Els Posted May 10, 2012 Posted May 10, 2012 (edited) Plenty of possibilities - anyone in this thread could be right, really, and we'll never know which it is now. But the point does remain that I, at least would never be interested in getting to know better someone whose texts to me read like yours. I swear. Yes, you can't do everything through text, but there is still a fairly large range of what you -can- do... and that doesn't even come close to 1% of it. If someone can't even keep a conversation running via text, or can't be bothered to, that means we'd be a lot less likely to connect IRL as well. Edited May 10, 2012 by Elswyth
bean1 Posted May 10, 2012 Posted May 10, 2012 I don't think either of them did anything wrong. As for his 'interview' questions, he's divorced with a young child. Automatic dealbreaker for many singles so why should he waste going out on a date (and pay for it, presumably) for her to turn around and say she wouldn't date someone divorced with a kid. Likewise, it wouldn't be fair to her to spring that later on anyways, it should be upfront info. You're both testing the waters, you were busy this week, maybe he was in contact with several women, decided he wasn't ready, it didn't work out, no biggie.

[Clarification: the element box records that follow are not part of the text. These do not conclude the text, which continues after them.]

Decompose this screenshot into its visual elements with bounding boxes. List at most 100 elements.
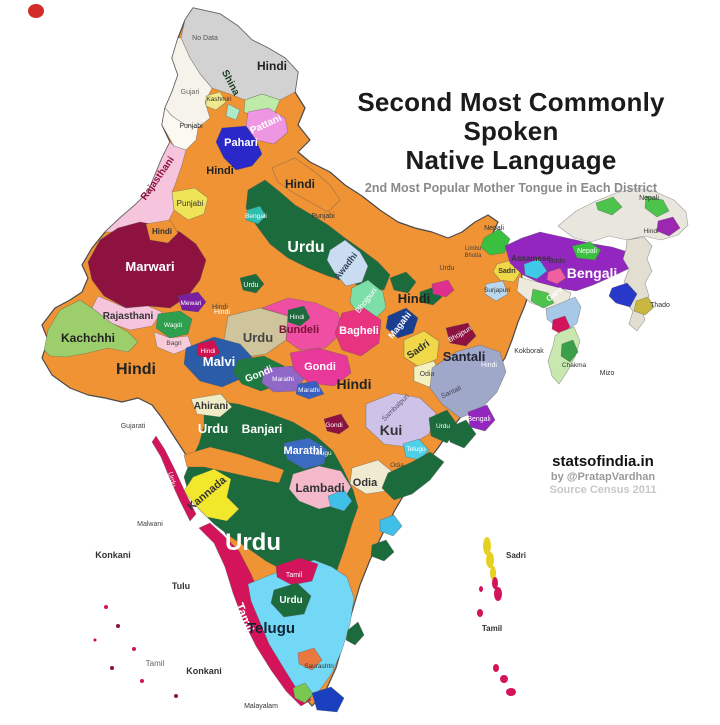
label-marathi: Marathi bbox=[272, 376, 294, 383]
region-odisha-green-coast bbox=[381, 451, 445, 501]
region-ap-cyan-patch bbox=[379, 514, 403, 537]
island-lakshadweep-3 bbox=[132, 647, 136, 651]
label-mewari: Mewari bbox=[181, 300, 202, 307]
label-konkani: Konkani bbox=[95, 550, 131, 560]
label-telugu: Telugu bbox=[312, 450, 332, 457]
label-assamese: Assamese bbox=[511, 254, 551, 263]
label-bundeli: Bundeli bbox=[279, 324, 319, 336]
label-thado: Thado bbox=[650, 302, 670, 309]
label-hindi: Hindi bbox=[152, 227, 172, 236]
region-manipur-blue bbox=[608, 282, 638, 308]
island-lakshadweep-7 bbox=[93, 638, 97, 642]
region-hindi-pocket-rajasthan bbox=[145, 219, 179, 244]
label-bengali: Bengali bbox=[467, 416, 491, 423]
label-kachchhi: Kachchhi bbox=[61, 331, 115, 345]
region-arunachal-purple bbox=[656, 216, 681, 237]
region-pahari bbox=[215, 125, 263, 171]
label-sadri: Sadri bbox=[506, 551, 526, 560]
region-hindi-crimson-badge bbox=[196, 339, 221, 360]
label-odia: Odia bbox=[353, 477, 378, 489]
label-lambadi: Lambadi bbox=[295, 481, 344, 495]
label-hindi: Hindi bbox=[257, 59, 287, 73]
region-surjapuri bbox=[484, 280, 509, 302]
region-gondi-magenta bbox=[289, 347, 352, 387]
region-tamil-tn-top bbox=[275, 557, 319, 586]
label-nepali: Nepali bbox=[484, 225, 504, 232]
region-sadri-jharkhand bbox=[403, 330, 440, 368]
region-sikkim-nepali bbox=[480, 228, 511, 256]
region-bengali-wb bbox=[467, 404, 496, 432]
island-lakshadweep-5 bbox=[140, 679, 144, 683]
island-andaman-tamil-4 bbox=[477, 609, 483, 617]
island-andaman-sadri-1 bbox=[483, 537, 491, 555]
label-ahirani: Ahirani bbox=[194, 401, 229, 412]
region-konkan-strip bbox=[151, 435, 197, 522]
island-andaman-tamil-1 bbox=[492, 577, 498, 589]
region-bhojpuri-badge bbox=[445, 322, 477, 347]
label-urdu: Urdu bbox=[439, 265, 454, 272]
label-gujari: Gujari bbox=[181, 89, 200, 96]
label-no-data: No Data bbox=[192, 35, 218, 42]
region-bihar-magenta bbox=[431, 279, 455, 298]
label-urdu: Urdu bbox=[166, 471, 177, 488]
island-nicobar-3 bbox=[506, 688, 516, 696]
region-mh-orange-band bbox=[183, 446, 285, 484]
region-santali bbox=[429, 344, 507, 419]
label-kokborak: Kokborak bbox=[514, 348, 544, 355]
region-kashmir-mint bbox=[225, 103, 241, 121]
region-awadhi bbox=[326, 239, 369, 287]
label-marwari: Marwari bbox=[125, 259, 174, 274]
region-tn-east-green bbox=[345, 621, 365, 646]
label-tulu: Tulu bbox=[172, 581, 190, 591]
label-gondi: Gondi bbox=[325, 422, 342, 429]
region-arunachal-green-b bbox=[644, 195, 670, 218]
label-telugu: Telugu bbox=[247, 620, 295, 637]
region-kannada bbox=[183, 468, 240, 522]
region-naga-strip bbox=[622, 236, 653, 332]
label-urdu: Urdu bbox=[243, 330, 273, 345]
label-hindi: Hindi bbox=[214, 309, 230, 316]
label-sadri: Sadri bbox=[498, 268, 516, 275]
label-bagri: Bagri bbox=[166, 340, 181, 347]
region-hindi-uttarakhand bbox=[271, 157, 341, 213]
label-marathi: Marathi bbox=[298, 387, 320, 394]
label-malvi: Malvi bbox=[203, 354, 236, 369]
region-assam-cyan bbox=[523, 258, 548, 280]
region-ap-green-patch bbox=[370, 539, 395, 562]
region-thado-olive bbox=[633, 296, 655, 316]
region-assam-pink bbox=[546, 267, 567, 285]
label-marathi: Marathi bbox=[283, 445, 322, 457]
region-telangana-cyan bbox=[327, 489, 353, 512]
region-urdu-tn bbox=[270, 582, 312, 618]
label-odia: Odia bbox=[420, 371, 435, 378]
label-hindi: Hindi bbox=[290, 314, 305, 321]
region-marathi-blue-south bbox=[283, 437, 328, 470]
label-nepali: Nepali bbox=[639, 195, 659, 202]
label-gondi: Gondi bbox=[304, 361, 336, 373]
label-chakma: Chakma bbox=[562, 362, 587, 369]
region-saurashtri bbox=[297, 647, 323, 671]
label-kui: Kui bbox=[380, 422, 403, 438]
label-santali: Santali bbox=[443, 349, 486, 364]
island-nicobar-2 bbox=[500, 675, 508, 683]
island-lakshadweep-1 bbox=[104, 605, 108, 609]
label-urdu: Urdu bbox=[287, 239, 324, 256]
label-hindi: Hindi bbox=[206, 165, 234, 177]
region-wagdi bbox=[155, 310, 193, 339]
region-marathi-blue-patch bbox=[295, 380, 325, 400]
region-urdu-green-mp-top bbox=[239, 273, 265, 294]
region-mewari bbox=[177, 291, 207, 313]
label-bhotia: Bhotia bbox=[464, 253, 482, 259]
label-punjabi: Punjabi bbox=[179, 123, 203, 130]
label-urdu: Urdu bbox=[279, 595, 302, 606]
region-bihar-green-a bbox=[389, 271, 417, 294]
region-magahi bbox=[385, 307, 419, 339]
label-nepali: Nepali bbox=[577, 248, 597, 255]
island-lakshadweep-2 bbox=[116, 624, 120, 628]
label-hindi: Hindi bbox=[481, 362, 497, 369]
region-kachchhi bbox=[43, 299, 139, 358]
label-hindi: Hindi bbox=[285, 177, 315, 191]
island-corner-red-mark bbox=[28, 4, 44, 18]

Nothing wrong for either. Perhaps next weekend was "his" weekend for the child and busy schedules weren't worth the effort for a text contact. 1
make me believe Posted May 10, 2012 Posted May 10, 2012 Don't you think it's a huge red flag that he's been divorced for less than a year, has already had a 4 month relationship, and is now looking for a new one? That would have sent me running immediately.